Liczba wyświetleń: 1858
Warszawski ratusz w poniedziałek wieczorem nie zgodził się na organizację Marszu Niepodległości. Decyzja prezydenta Warszawy Rafała Trzaskowskiego nie ma jednak poparcia jego partyjnych kolegów. Zdaniem ministra spraw wewnętrznych i administracji, Tomasza Siemoniaka, manifestacja z okazji Święta Niepodległości powinna się odbyć.
Władze stolicy uważają, że organizacja demonstracji będzie stanowić zagrożenie dla mieszkańców, ponieważ wiąże się z „paraliżem komunikacyjnym Warszawy”. Dodatkowo wnioski w sprawie zgromadzenia, rejestrowanego w paru miejscach, miały być „nieprecyzyjne”.
Dzisiaj swoją decyzję uzasadnił sam Trzaskowski. Twierdzi on, że to organizatorzy marszu z okazji Święta Niepodległości ponoszą winę za zaistniałą sytuację, bo wysłali kilka zgłoszeń, rzekomo przekraczających termin ustawowy.
Przedstawiciele Stowarzyszenia Marsz Niepodległości niemal od razu zapowiedzieli odwołanie się od decyzji władz Warszawy do Sądu Okręgowego. Organizatorzy zapewniają, że mimo prób zablokowania demonstracji, odbędzie się ona zgodnie z planem.
Sprawę na antenie TVP Info skomentował także szef MSWiA. W opinii Siemoniaka Marsz Niepodległości powinien przejść ulicami stolicy, bo w Polsce „mamy wolność demonstrowania”. Polityk Koalicji Obywatelskiej dodał, że jest spokojny o ostateczną decyzję umożliwiającą organizację manifestacji.
Na podstawie: DoRzeczy.pl, Interia.pl
Źródło: Autonom.pl
Niektórzy politycy mnie irytują, niektórzy brzydzą, ale na widok trzaskowskiego to mnie autentycznie mdli. Jak można było wybrać sobie takiego miglanca na prezydenta, warszawiacy sami zgotowali sobie ten los.

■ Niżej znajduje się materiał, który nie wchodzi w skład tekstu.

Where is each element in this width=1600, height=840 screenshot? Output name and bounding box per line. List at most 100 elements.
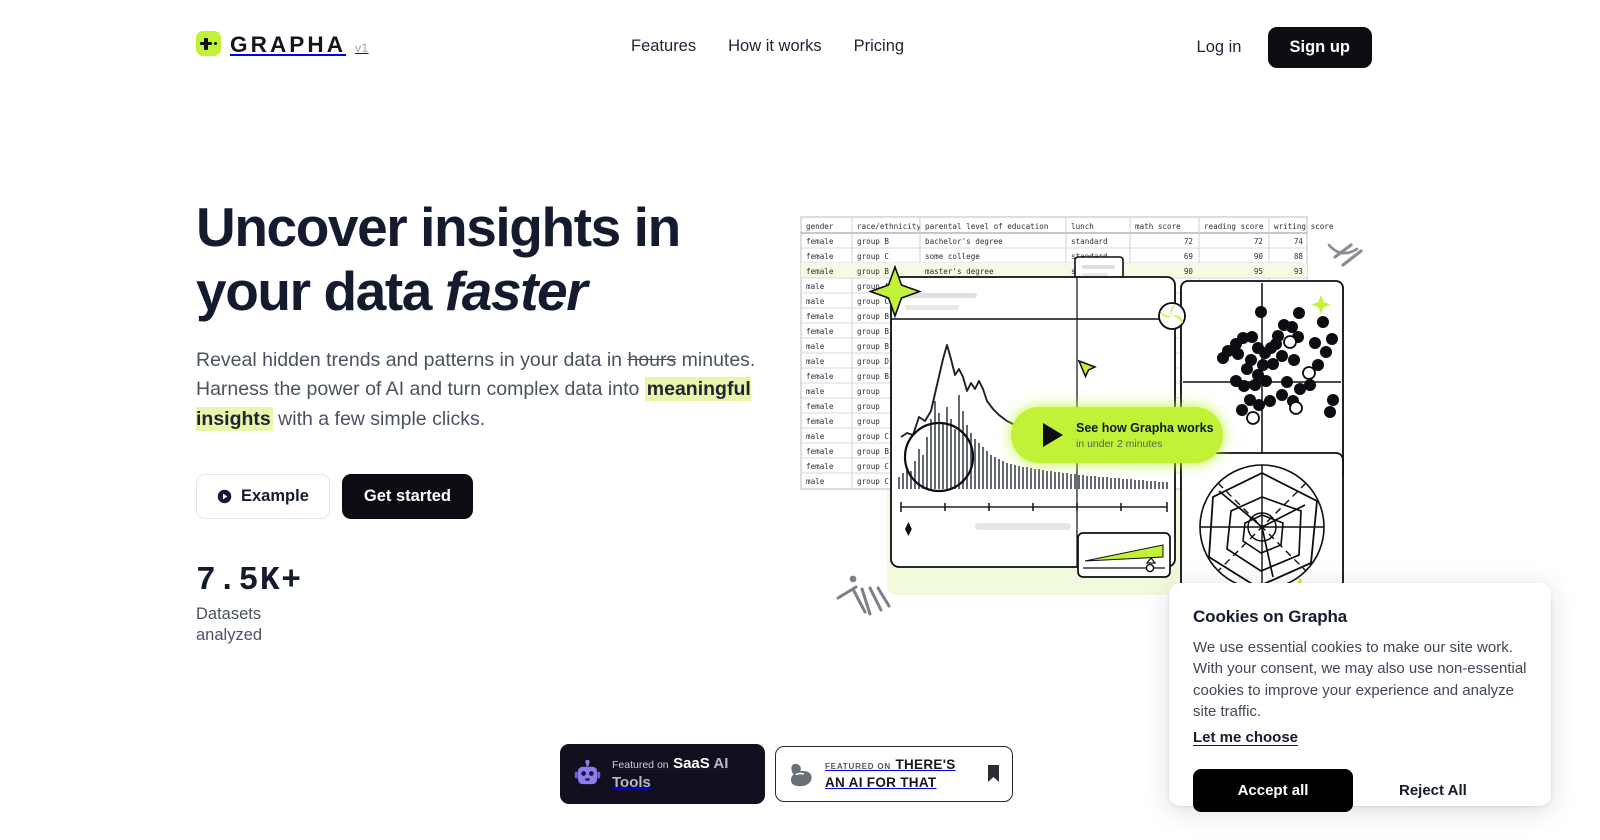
svg-text:standard: standard (1071, 237, 1108, 246)
get-started-button[interactable]: Get started (341, 474, 473, 520)
svg-text:72: 72 (1184, 237, 1193, 246)
subtitle-part-3: with a few simple clicks. (272, 407, 486, 430)
badge-saas-kicker: Featured on (612, 759, 669, 771)
svg-text:gender: gender (806, 222, 834, 231)
reject-all-button[interactable]: Reject All (1381, 769, 1485, 812)
svg-text:male: male (806, 342, 825, 351)
cookie-banner-actions: Accept all Reject All (1193, 769, 1527, 813)
svg-text:group: group (857, 402, 880, 411)
svg-text:female: female (806, 402, 834, 411)
landing-page: GRAPHA v1 Features How it works Pricing … (0, 0, 1600, 840)
main-nav: Features How it works Pricing (630, 33, 905, 60)
nav-item-features[interactable]: Features (630, 33, 697, 60)
svg-text:group C: group C (857, 297, 889, 306)
svg-text:group C: group C (857, 252, 889, 261)
svg-text:some college: some college (925, 252, 980, 261)
page-title: Uncover insights in your data faster (196, 196, 786, 324)
stat-label-line-2: analyzed (196, 626, 263, 645)
svg-text:group: group (857, 387, 880, 396)
heading-line-1: Uncover insights in (196, 196, 681, 258)
svg-text:group: group (857, 417, 880, 426)
speed-lines-icon (1327, 243, 1363, 267)
svg-text:95: 95 (1254, 267, 1263, 276)
svg-text:74: 74 (1294, 237, 1304, 246)
slider-handle[interactable] (1145, 563, 1155, 573)
svg-text:group D: group D (857, 357, 889, 366)
plus-dot-icon (196, 31, 221, 56)
signup-button[interactable]: Sign up (1267, 27, 1372, 68)
svg-text:female: female (806, 252, 834, 261)
placeholder-line (975, 523, 1071, 530)
svg-text:master's degree: master's degree (925, 267, 994, 276)
svg-text:male: male (806, 282, 825, 291)
play-circle-icon (217, 490, 232, 504)
cookie-banner-body: We use essential cookies to make our sit… (1193, 639, 1527, 720)
svg-text:male: male (806, 297, 825, 306)
svg-text:group B: group B (857, 342, 889, 351)
nav-item-how-it-works[interactable]: How it works (727, 33, 823, 60)
radar-chart-card (1180, 452, 1344, 590)
login-link[interactable]: Log in (1197, 38, 1242, 57)
svg-text:race/ethnicity: race/ethnicity (857, 222, 921, 231)
svg-text:88: 88 (1294, 252, 1304, 261)
example-button[interactable]: Example (196, 474, 330, 520)
svg-text:group C: group C (857, 477, 889, 486)
svg-text:female: female (806, 372, 834, 381)
svg-text:male: male (806, 432, 825, 441)
svg-text:72: 72 (1254, 237, 1263, 246)
featured-badges: Featured on SaaS AI Tools FEATURED ON TH… (560, 744, 1013, 804)
svg-text:female: female (806, 327, 834, 336)
svg-text:69: 69 (1184, 252, 1194, 261)
video-callout-pill[interactable] (1011, 407, 1223, 463)
nav-item-pricing[interactable]: Pricing (853, 33, 905, 60)
svg-text:female: female (806, 267, 834, 276)
svg-text:female: female (806, 462, 834, 471)
hero-subtitle: Reveal hidden trends and patterns in you… (196, 346, 771, 435)
example-button-label: Example (241, 487, 309, 506)
robot-icon (574, 760, 601, 785)
svg-text:parental level of education: parental level of education (925, 222, 1048, 231)
svg-text:female: female (806, 417, 834, 426)
stat-number: 7.5K+ (196, 562, 303, 599)
range-slider-card[interactable] (1077, 532, 1171, 578)
heading-emphasis: faster (444, 259, 588, 322)
stat-datasets-analyzed: 7.5K+ Datasets analyzed (196, 562, 303, 647)
hero-content: Uncover insights in your data faster Rev… (196, 196, 786, 520)
illustration-canvas: gender race/ethnicity parental level of … (800, 216, 1363, 595)
svg-text:reading score: reading score (1204, 222, 1264, 231)
svg-text:group B: group B (857, 312, 889, 321)
placeholder-line (905, 305, 959, 310)
svg-text:group B: group B (857, 267, 889, 276)
svg-text:bachelor's degree: bachelor's degree (925, 237, 1003, 246)
video-callout[interactable] (1011, 407, 1223, 463)
svg-text:female: female (806, 237, 834, 246)
svg-text:group C: group C (857, 462, 889, 471)
stat-label: Datasets analyzed (196, 604, 303, 647)
auth-actions: Log in Sign up (1197, 27, 1372, 68)
svg-text:math score: math score (1135, 222, 1181, 231)
video-callout-title: See how Grapha works (1076, 421, 1214, 435)
svg-text:group B: group B (857, 237, 889, 246)
brand-logo[interactable]: GRAPHA v1 (196, 31, 369, 56)
badge-saas-ai-tools[interactable]: Featured on SaaS AI Tools (560, 744, 765, 804)
accept-all-button[interactable]: Accept all (1193, 769, 1353, 813)
badge-taaft-text: FEATURED ON THERE'S AN AI FOR THAT (825, 756, 977, 792)
svg-text:group B: group B (857, 327, 889, 336)
subtitle-part-1: Reveal hidden trends and patterns in you… (196, 348, 628, 371)
svg-text:female: female (806, 447, 834, 456)
site-header: GRAPHA v1 Features How it works Pricing … (0, 0, 1600, 92)
svg-text:90: 90 (1184, 267, 1194, 276)
let-me-choose-link[interactable]: Let me choose (1193, 729, 1298, 746)
cta-row: Example Get started (196, 474, 786, 520)
svg-text:group C: group C (857, 432, 889, 441)
brand-name: GRAPHA (230, 31, 347, 57)
svg-text:group B: group B (857, 447, 889, 456)
video-callout-subtitle: in under 2 minutes (1076, 438, 1162, 450)
heading-line-2: your data (196, 259, 445, 322)
speed-lines-decor-icon (836, 575, 891, 616)
svg-text:lunch: lunch (1071, 222, 1094, 231)
badge-theres-an-ai-for-that[interactable]: FEATURED ON THERE'S AN AI FOR THAT (775, 745, 1013, 802)
pinwheel-icon (1158, 302, 1186, 330)
svg-text:90: 90 (1254, 252, 1264, 261)
bookmark-icon[interactable] (987, 764, 1000, 783)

Ciekawe czemu innych marszów nie zakazuje. Jeszcze niech go wybiorą teraz na prezydenta dopiero bedzie mógł poszaleć.
lelos2, nie wybrali świadomie bo zostali okłamani. Został tam ,,wprowadzony,,. To jeden z ,,pupilków,, globalistów więc było wiadomo że będzie mącił.
Jak masz do wyboru pięć zer i pięć jedynek, to nie znajdziesz wśród nich ideału na piątkę. Tak zawsze wyglądają wybory. Gorzej gdy musisz oddać głos na dwa kłócące się zera. Nie ma szans żeby wybrać dobrze.
Jestem z Warszawy, ale na Trzaskowskiego nigdy nie zagłosuje. Tak jak piszecie – to ustawka. W Wawie głosują na niego słoiki i słoikopodobni – tych jest większość. Nie ma co się obrażać – to prawda.
To ze zostal wybrany na prezydenta miasta Warszawy / zaluszmy ze to byly utciwe wybory/ nijaki Trzaskowski to jeszcze nie dowodzi ze facet jest poje…ny, poje-ani sa/som ci wszyscy ludzie ktorzy glosowali na niego,A teraz majom pretensje do Trzaskowskiego. Po drugie Trzaskowski nie decyduje sam od siebie, ma doradcow ktorzy niby to doradzajom jemy , doradcy ci tez majom prawo decyzji i sprzeciwo wobec Trzaskowskiego.
@ replikant3d
Jak wprowadzony ? przeciez warszawiacy go juz na druga kadencje wybrali !
Co nie świadczy zbyt dobrze o ich spostrzegawczości że nie poznali się na nim po 1 kadencji.
@ MariuszM
Żeby głosować trzeba mieć meldunek na terenie wawy, ze względów prawnych myślę że co najmniej połowa „słoików” takowego nie posiada i zameldowanie ma ale pod tym kamieniem spod którego wypełzła.